Here at the North American Lutheran Seminary, though, if God has placed a calling on your life, we will strive to make seemingly impossible things happen. Deanna Edwards, a middler MDiv student at the NALS, had known for a few years that the Lord was calling her to mission work. “‘You’re going to go,’ he said to me,” she said. “And I said, ‘Alright God, in three years, we’ll talk about it.’” Much to her surprise, when introduced to the Anglican missions-sending organization SAMS during a class one day, she realized that God was saying go now. “I picked up SAMS’ card, and I was reading it as I was walking through the library, and I stopped and turned around and walked back because it was just everything that I had wanted out the experience.” Within a few weeks, Edwards was tentatively assigned to a placement in Zambia and had already begun to fall in love with that country when SAMS called her and said that the missionary partnership had fallen through. “‘You could still go,’ they said, ‘but you’d be on your own.’” And at that point, they asked, “How do you feel about New Zealand?” Ironically enough for Edwards, her first choice had been to work with a missionary couple based in Wellington, New Zealand’s capital city. Edwards said yes to New Zealand. She would spend three months there, helping to launch a gap-year program for area high schoolers and working with the Anglican Diocese of Wellington on various projects. 

Those rhythms—the silence, speech, and song of the Daily Office—played a vital role during Edwards’ time in New Zealand. Only a few weeks into her trip, a terrorist attacked two mosques in Christchurch.
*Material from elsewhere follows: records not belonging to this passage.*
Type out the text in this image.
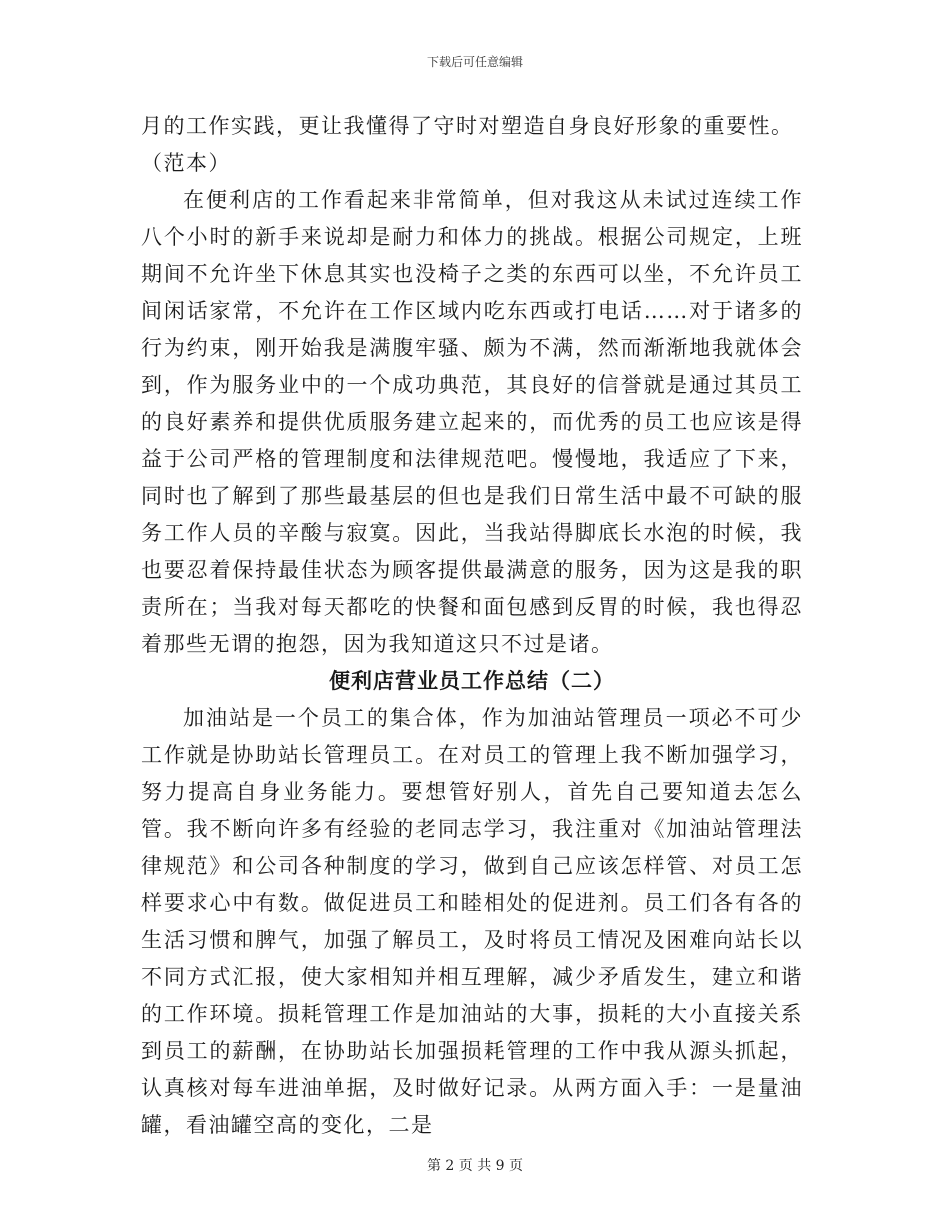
下载后可任意编辑

月的工作实践，更让我懂得了守时对塑造自身良好形象的重要性。

（范本）

在便利店的工作看起来非常简单，但对我这从未试过连续工作八个小时的新手来说却是耐力和体力的挑战。根据公司规定，上班期间不允许坐下休息其实也没椅子之类的东西可以坐，不允许员工间闲话家常，不允许在工作区域内吃东西或打电话……对于诸多的行为约束，刚开始我是满腹牢骚、颇为不满，然而渐渐地我就体会到，作为服务业中的一个成功典范，其良好的信誉就是通过其员工的良好素养和提供优质服务建立起来的，而优秀的员工也应该是得益于公司严格的管理制度和法律规范吧。慢慢地，我适应了下来，同时也了解到了那些最基层的但也是我们日常生活中最不可缺的服务工作人员的辛酸与寂寞。因此，当我站得脚底长水泡的时候，我也要忍着保持最佳状态为顾客提供最满意的服务，因为这是我的职责所在；当我对每天都吃的快餐和面包感到反胃的时候，我也得忍着那些无谓的抱怨，因为我知道这只不过是诸。

便利店营业员工作总结（二）

加油站是一个员工的集合体，作为加油站管理员一项必不可少工作就是协助站长管理员工。在对员工的管理上我不断加强学习，努力提高自身业务能力。要想管好别人，首先自己要知道去怎么管。我不断向许多有经验的老同志学习，我注重对《加油站管理法律规范》和公司各种制度的学习，做到自己应该怎样管、对员工怎样要求心中有数。做促进员工和睦相处的促进剂。员工们各有各的生活习惯和脾气，加强了解员工，及时将员工情况及困难向站长以不同方式汇报，使大家相知并相互理解，减少矛盾发生，建立和谐的工作环境。损耗管理工作是加油站的大事，损耗的大小直接关系到员工的薪酬，在协助站长加强损耗管理的工作中我从源头抓起，认真核对每车进油单据，及时做好记录。从两方面入手：一是量油罐，看油罐空高的变化，二是

第 2 页 共 9 页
At the time, Edwards was helping with a conference at the Ngatiawa River Monastery. “I was there early that day to set up,” she said, “and we heard about the shooting. I have never felt that kind of emotion so tangibly. Once people started to hear about it, you could just see the pain on their faces. This was the first major shooting New Zealand has ever had. Over 40 were killed. They had no idea how to wrap their heads around it. They had no idea how to grieve it. They were at a loss.” Edwards recalls how the conference organizers stopped the scheduled sessions and set up space to sit and pray or talk with designated counselors. They made room for the speechlessness of grief, giving 10 or 15 minutes of silence during the Daily Offices. “I just sat there in that space and prayed, ‘God, what is going on?’ And I felt an overwhelming peace, where I knew this wasn’t right but also knew that God’s in it and he’s got it.” And when the silence ended, the worshipers weren’t left to try and come up with something to say about the tragedy that had just occurred. Rather, they had the words of Scripture in doxological form. “When you don’t know what to say,” Edwards said, “the liturgy is always there.” 
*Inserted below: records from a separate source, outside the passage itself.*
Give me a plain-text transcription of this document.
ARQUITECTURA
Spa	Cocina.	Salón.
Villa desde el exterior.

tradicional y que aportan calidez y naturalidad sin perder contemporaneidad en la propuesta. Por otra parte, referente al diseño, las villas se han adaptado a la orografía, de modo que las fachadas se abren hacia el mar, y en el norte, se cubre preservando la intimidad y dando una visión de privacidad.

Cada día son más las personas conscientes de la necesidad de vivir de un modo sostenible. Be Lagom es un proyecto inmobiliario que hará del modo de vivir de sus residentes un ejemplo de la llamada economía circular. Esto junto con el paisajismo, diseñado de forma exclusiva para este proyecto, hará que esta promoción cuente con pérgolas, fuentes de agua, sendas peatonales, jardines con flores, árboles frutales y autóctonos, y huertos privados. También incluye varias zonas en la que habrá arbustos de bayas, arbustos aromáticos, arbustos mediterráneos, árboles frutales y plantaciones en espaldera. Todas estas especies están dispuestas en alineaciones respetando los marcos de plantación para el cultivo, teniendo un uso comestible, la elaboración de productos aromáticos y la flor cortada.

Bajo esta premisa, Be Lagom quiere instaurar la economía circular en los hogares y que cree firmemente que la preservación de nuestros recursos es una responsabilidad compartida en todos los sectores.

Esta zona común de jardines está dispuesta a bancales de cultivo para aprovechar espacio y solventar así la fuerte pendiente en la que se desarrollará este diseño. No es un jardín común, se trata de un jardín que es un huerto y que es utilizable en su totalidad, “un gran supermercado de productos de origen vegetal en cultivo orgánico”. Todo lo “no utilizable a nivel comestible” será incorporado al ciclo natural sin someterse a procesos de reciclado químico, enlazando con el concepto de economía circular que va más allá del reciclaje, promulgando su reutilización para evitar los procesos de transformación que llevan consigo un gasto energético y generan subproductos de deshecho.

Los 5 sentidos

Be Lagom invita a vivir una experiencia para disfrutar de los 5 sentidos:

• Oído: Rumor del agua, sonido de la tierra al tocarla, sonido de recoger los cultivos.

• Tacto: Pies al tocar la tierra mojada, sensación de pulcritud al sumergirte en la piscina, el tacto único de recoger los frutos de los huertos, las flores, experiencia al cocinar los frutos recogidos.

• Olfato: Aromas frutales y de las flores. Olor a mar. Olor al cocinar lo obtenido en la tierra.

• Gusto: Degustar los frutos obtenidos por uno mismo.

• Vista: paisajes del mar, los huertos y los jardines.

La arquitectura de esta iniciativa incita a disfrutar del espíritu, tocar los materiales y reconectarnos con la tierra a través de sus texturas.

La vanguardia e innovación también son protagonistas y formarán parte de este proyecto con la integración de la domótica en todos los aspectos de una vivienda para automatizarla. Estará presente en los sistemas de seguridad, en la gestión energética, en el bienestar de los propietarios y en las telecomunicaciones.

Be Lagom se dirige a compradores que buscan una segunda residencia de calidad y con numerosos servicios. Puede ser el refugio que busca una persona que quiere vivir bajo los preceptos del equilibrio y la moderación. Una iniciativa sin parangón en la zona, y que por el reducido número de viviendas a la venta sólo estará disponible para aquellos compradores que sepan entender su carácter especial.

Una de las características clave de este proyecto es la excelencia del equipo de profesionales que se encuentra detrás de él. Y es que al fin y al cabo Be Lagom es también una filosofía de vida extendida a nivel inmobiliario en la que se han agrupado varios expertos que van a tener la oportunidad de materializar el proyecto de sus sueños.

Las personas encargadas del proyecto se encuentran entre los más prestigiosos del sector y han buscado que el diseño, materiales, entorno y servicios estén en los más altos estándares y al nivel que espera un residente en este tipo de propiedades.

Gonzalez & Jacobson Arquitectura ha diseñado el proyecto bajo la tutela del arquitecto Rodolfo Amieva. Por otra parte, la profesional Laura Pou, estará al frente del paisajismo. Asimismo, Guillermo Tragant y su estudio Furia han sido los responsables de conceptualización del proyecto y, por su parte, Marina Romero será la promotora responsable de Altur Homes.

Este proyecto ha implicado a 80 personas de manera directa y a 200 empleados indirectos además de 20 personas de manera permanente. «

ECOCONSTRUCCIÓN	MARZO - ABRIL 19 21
Stepping off the plane in Wellington, Edwards said that the first thing to hit her was the “smell of salty ocean mingled with the most amazing food you could ever buy. It was overwhelmingly beautiful. Jaw-dropping.” Within five days, Edwards was installed with a group of six teenage girls and a missionary couple who had all committed to spending a 10-month gap year together, living as a community, and studying various topics from urban poverty to climate change—all through the rhythms of a Christian life. 

The NALS’ emphasis on the Daily Offices as spiritual formation gave Edwards the ability to process—as much as one can process such a tragedy—the mass shooting that took place in Christchurch that day. If not for that formation, she said, “I would have been asking, ‘Why am I doing this? What’s going on here?’” But instead, Edwards was able to lean into the shape liturgy gives human life and grieve with her brothers and sisters in Christ, knowing all the while that God is both good and sovereign.
The interplay between community and liturgy—and the opportunity to work with young people who are at that stage in life when they are asking hard questions—has helped Edwards discern the shape the next years of her life will take. “Definitely campus ministries,” she said. “Chaplaincy. Being on campus with college students, who are asking, ‘How can you be a Christian and also be part of the world?’” Having someone to talk through the questions that life in this world brings up—whether they are as seemingly simple as where should I move after graduation or as mind-numbingly complex as why would God allow mass shootings to happen—was monumental for Edwards. Her time in New Zealand and her formation at the NALS has clarified God’s call on her life, giving her the passion and the skills to build godly community—and for that, we praise God.